Court Opinion

ID: 7760324
Source: CourtListenerOpinion
Date Created: 2022-07-30 20:35:34.487769+00
Date Added: 2024-06-11T16:27:50.997060
License: Public Domain

FARMER, J.
Defendant, a juvenile, forcibly entered a home with a pocket knife in his hand. He did not threaten the resident with it or wave it at her. Actually, as soon as he saw her, he turned and immediately ran outside and away from the scene.
Inside, the victim had heard him “jiggling and turning the doorknob.” When he entered she saw the knife in his hand and said she was scared:
“[a] lot of crazy thoughts went through my mind. What he had the ability to do.... He had the ability to come in the *1112door and no telling what else he could have did. I mean I didn’t have anything to protect myself or nothing.”

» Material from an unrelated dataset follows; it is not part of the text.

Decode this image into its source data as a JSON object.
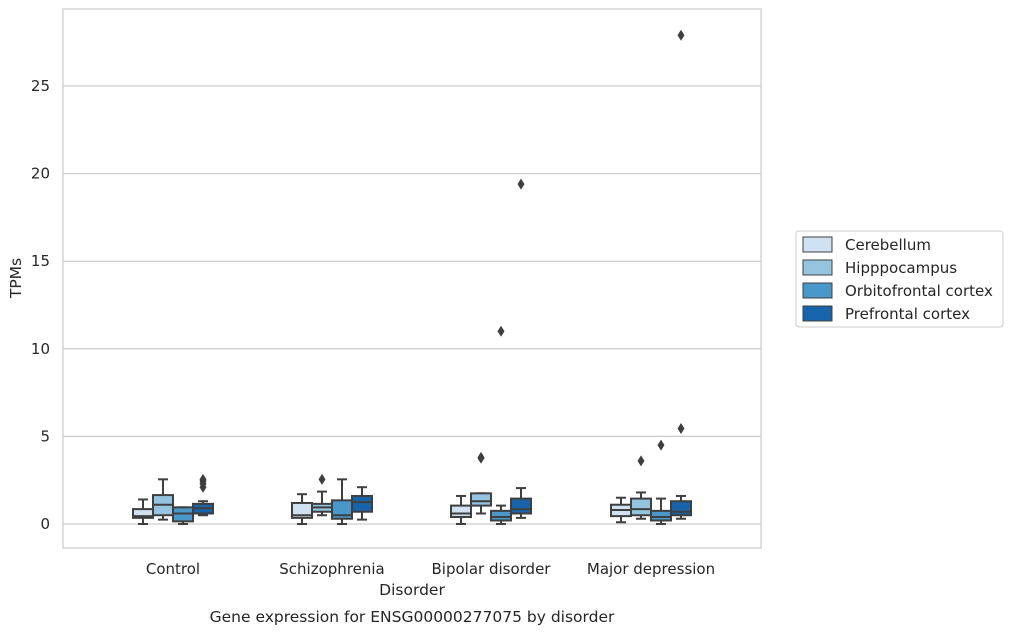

The question is whether this testimony is enough to refuse to reduce a charge of first degree armed burglary (with a dangerous weapon) to simple burglary of a dwelling.1
Under nearly identical facts in Arroyo v. State, 564 So.2d 1153, 1154 (Fla. 4th DCA 1990), we recognized that a pocket knife could conceivably constitute a dangerous weapon if actually used “in a manner likely to produce death or great bodily injury.” Nevertheless, we held that under the circumstances it did not qualify as a dangerous weapon for purposes of that case.

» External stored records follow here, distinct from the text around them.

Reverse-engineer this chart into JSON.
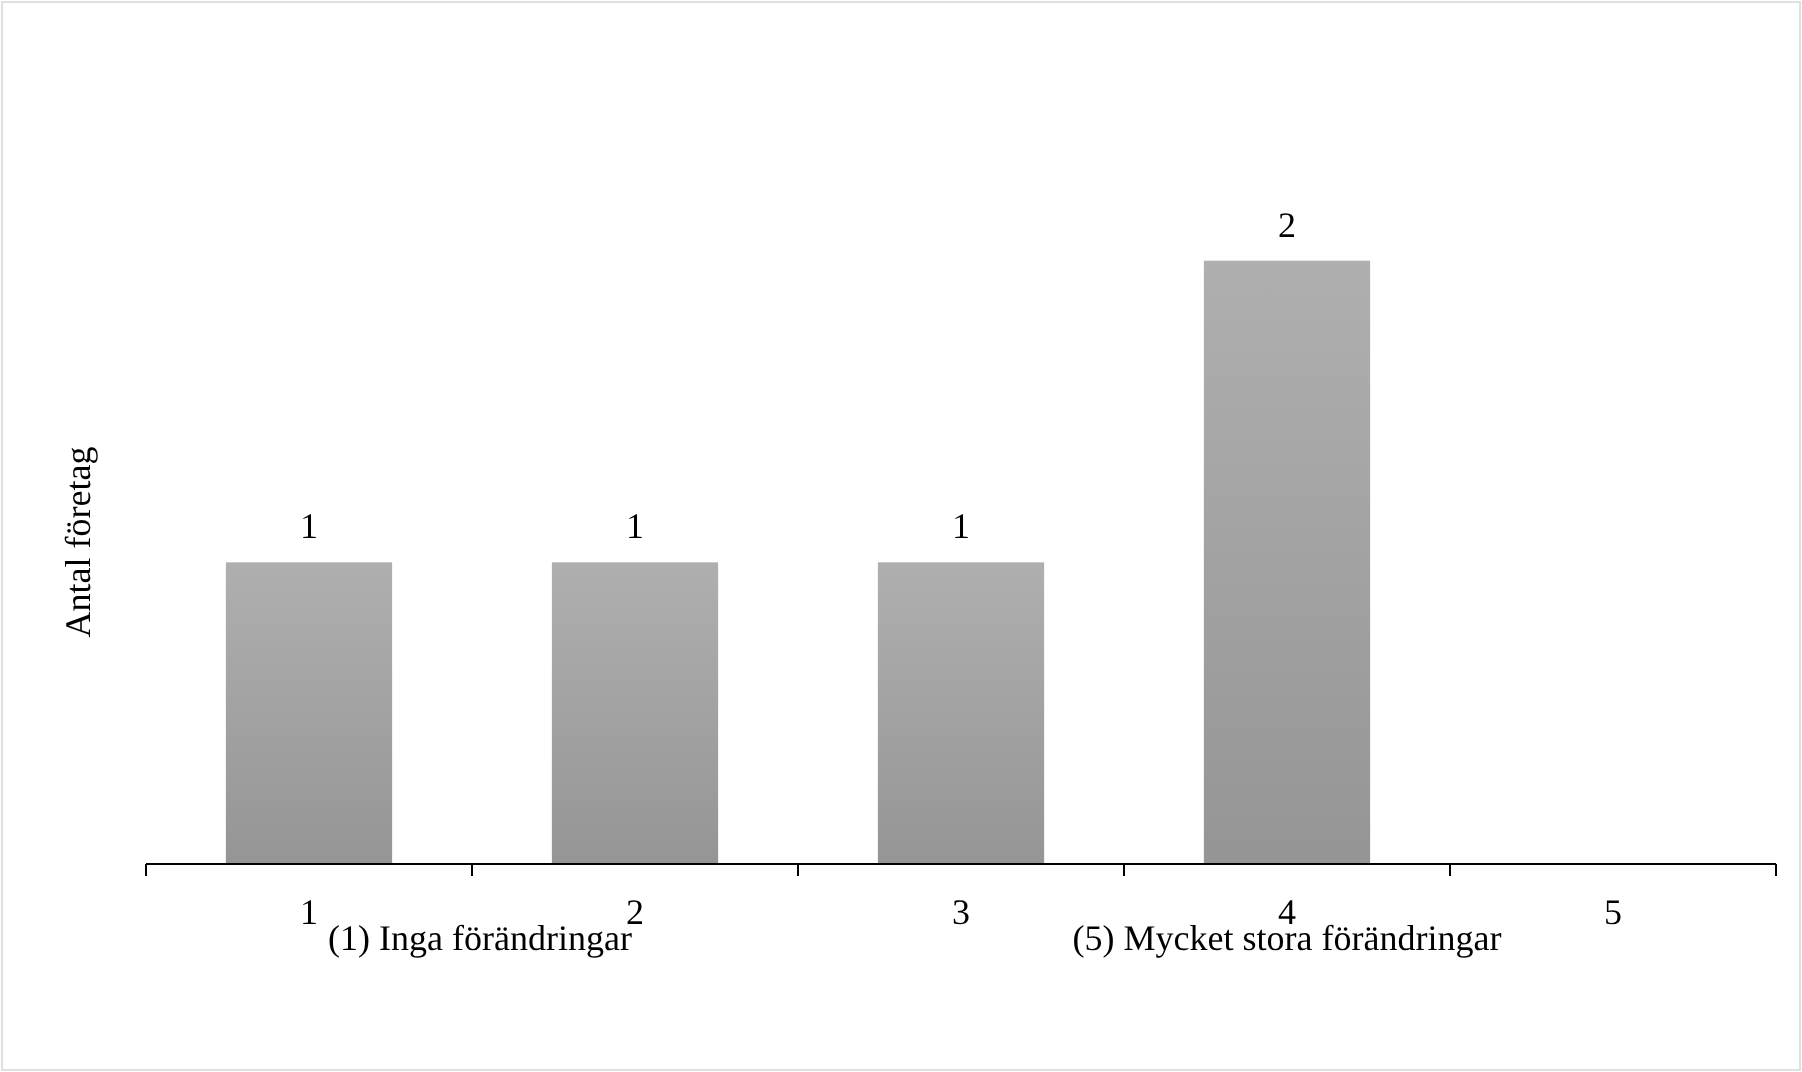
{
  "chart_data": {
    "type": "bar",
    "ylabel": "Antal företag",
    "categories": [
      "1",
      "2",
      "3",
      "4",
      "5"
    ],
    "values": [
      1,
      1,
      1,
      2,
      null
    ],
    "color": "#a6a6a6",
    "data_labels": true,
    "annotations": [
      "(1) Inga förändringar",
      "(5) Mycket stora förändringar"
    ]
  }
}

That decision was released more than a decade ago. Since then the Legislature has not made any attempt to amend the statute to treat all burglars wielding pocket knives as qualifying for first degree burglary, even if they do so non-threateningly. Accordingly, it was error to convict defendant under the first degree burglary statute and to refuse to reduce the conviction to simple burglary of a dwelling.
REVERSED.
WARNER, J., concurs.
STONE, J., concurs specially with opinion.

. § 810.02(l)(a), Fla. Stat. (2001).